31. The polynucleotide vaccine composition of claim 26, wherein the immunomodulatory nucleic acid molecule comprises a sequence selected from the group consisting of 5′-rrcgyy-3′, 5′-rycgyy-3′, 5′-rrcgyycg-3′, 5′-rycgyycg-3′ or 5′-(TCG)n-3′.
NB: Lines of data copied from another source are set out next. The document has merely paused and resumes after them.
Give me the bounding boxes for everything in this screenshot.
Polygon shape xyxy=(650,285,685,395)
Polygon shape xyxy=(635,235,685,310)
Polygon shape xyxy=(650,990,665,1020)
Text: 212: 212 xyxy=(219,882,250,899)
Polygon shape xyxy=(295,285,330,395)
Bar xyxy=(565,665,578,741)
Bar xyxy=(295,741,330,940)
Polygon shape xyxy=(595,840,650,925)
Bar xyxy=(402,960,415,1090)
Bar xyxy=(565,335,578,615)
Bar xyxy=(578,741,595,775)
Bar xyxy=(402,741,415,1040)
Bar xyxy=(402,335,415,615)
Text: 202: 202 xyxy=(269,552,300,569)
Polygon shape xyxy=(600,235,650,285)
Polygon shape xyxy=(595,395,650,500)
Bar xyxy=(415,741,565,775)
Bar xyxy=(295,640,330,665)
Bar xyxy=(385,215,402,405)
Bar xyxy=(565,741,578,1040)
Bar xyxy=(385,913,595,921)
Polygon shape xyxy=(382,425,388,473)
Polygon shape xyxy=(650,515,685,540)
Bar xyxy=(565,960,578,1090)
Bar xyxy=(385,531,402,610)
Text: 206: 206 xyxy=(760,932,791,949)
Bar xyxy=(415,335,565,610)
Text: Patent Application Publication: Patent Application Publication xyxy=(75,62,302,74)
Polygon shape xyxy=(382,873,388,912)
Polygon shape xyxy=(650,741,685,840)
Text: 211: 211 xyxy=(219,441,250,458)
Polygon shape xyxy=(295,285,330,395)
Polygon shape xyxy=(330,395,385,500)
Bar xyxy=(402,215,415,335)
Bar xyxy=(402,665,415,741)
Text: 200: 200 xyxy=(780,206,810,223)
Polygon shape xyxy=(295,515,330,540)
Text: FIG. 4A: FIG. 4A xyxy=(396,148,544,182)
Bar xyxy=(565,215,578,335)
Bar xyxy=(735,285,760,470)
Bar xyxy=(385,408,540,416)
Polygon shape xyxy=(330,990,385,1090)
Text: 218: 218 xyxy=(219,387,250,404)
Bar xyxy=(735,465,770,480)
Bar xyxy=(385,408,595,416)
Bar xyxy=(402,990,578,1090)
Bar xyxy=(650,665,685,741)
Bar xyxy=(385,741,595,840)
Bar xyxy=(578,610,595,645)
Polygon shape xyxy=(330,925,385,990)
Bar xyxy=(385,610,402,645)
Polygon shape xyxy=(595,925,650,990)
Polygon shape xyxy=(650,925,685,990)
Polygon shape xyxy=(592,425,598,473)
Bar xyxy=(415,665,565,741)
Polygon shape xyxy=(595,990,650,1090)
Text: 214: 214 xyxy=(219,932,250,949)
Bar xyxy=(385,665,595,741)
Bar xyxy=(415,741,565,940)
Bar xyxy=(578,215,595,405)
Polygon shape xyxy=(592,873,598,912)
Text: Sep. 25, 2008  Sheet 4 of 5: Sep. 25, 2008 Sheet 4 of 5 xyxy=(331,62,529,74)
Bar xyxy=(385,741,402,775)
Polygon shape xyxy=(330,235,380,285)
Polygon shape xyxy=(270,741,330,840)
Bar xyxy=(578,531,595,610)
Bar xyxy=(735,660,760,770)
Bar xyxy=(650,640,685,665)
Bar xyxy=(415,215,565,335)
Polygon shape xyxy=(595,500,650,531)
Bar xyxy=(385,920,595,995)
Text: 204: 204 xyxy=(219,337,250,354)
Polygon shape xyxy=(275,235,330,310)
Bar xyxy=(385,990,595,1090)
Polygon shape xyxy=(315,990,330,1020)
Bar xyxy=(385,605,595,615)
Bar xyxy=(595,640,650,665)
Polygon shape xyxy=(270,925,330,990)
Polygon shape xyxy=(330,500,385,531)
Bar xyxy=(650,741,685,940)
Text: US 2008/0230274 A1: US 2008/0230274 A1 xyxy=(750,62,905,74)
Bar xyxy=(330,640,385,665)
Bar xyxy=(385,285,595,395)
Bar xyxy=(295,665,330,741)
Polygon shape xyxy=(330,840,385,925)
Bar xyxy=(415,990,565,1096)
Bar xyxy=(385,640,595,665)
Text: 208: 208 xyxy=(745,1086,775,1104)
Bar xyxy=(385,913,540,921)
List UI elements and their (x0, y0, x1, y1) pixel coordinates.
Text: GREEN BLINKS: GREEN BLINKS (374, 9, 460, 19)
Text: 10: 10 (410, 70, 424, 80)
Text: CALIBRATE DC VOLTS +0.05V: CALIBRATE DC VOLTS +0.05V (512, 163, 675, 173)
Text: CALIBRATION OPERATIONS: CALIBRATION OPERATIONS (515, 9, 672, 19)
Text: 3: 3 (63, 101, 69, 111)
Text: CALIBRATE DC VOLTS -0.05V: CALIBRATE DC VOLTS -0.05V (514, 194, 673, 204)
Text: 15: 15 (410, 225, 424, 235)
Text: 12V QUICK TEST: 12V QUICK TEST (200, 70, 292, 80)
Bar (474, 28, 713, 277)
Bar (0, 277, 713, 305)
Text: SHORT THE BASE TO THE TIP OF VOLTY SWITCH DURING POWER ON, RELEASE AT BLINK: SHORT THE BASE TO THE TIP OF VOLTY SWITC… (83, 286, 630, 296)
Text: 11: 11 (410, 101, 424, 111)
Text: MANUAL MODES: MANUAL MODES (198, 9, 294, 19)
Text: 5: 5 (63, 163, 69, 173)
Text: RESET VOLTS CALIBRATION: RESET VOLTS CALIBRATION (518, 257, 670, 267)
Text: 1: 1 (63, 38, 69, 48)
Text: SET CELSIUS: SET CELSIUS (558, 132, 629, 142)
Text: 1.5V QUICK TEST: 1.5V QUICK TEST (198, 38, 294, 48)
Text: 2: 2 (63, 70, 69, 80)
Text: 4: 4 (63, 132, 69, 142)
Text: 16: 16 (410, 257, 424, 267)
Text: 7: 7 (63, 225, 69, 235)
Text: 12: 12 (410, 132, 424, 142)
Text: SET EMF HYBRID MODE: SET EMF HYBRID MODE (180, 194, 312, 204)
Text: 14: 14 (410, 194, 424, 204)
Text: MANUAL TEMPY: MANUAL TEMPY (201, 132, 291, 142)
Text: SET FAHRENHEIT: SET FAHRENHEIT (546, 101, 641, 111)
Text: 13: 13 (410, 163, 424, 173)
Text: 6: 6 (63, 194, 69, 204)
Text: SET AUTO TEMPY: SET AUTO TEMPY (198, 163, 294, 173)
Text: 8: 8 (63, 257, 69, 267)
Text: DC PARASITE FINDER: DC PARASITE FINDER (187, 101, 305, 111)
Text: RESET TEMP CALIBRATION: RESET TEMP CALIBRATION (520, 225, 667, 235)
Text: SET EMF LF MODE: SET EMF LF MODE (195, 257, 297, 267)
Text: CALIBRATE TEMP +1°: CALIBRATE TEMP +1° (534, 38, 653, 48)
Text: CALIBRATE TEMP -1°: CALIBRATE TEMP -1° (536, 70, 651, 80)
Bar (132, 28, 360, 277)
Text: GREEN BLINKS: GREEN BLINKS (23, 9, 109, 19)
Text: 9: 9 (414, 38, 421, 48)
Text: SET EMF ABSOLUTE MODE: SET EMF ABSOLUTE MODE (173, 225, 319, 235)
32. The polynucleotide vaccine composition of claim 26, wherein the immunomodulatory nucleic acid molecule comprises a sequence selected from the group consisting of: AACGTT, AGCGTT, GACGTT, GGCGTT, AACGTC, AGCGTC, GACGTC, GGCGTC, AACGCC, AGCGCC, GACGCC, GGCGCC, AACGCT, AGCGCT, GACGCT, GGCGCT, ATCGTT, ACCGTT, GTCGTT, GCCGTT, ATCGTC, ACCGTC, GTCGTC, GCCGTC, ATCGCT, ACCGCT, GTCGCT, GCCGCT, ATCGCC, ACCGCC, GTCGCC, GCCGCC, AACGTTCG, AGCGTTCG, GACGTTCG, GGCGTTCG, AACGTCCG, AGCGTCCG, GACGTCCG, GGCGTCCG, AACGCCCG, AGCGCCCG, GACGCCCG, GGCGCCCG, AACGCTCG, AGCGCTCG, GACGCTCG, GGCGCTCG, ATCGTTCG, ACCGTTCG, GTCGTTCG, GCCGTTCG, ATCGTCCG, ACCGTCCG, GTCGTCCG, GCCGTCCG, ATCGCTCG, ACCGCTCG, GTCGCTCG, GCCGCTCG, ATCGCCCG, ACCGCCCG, GTCGCCCG and GCCGCCCG.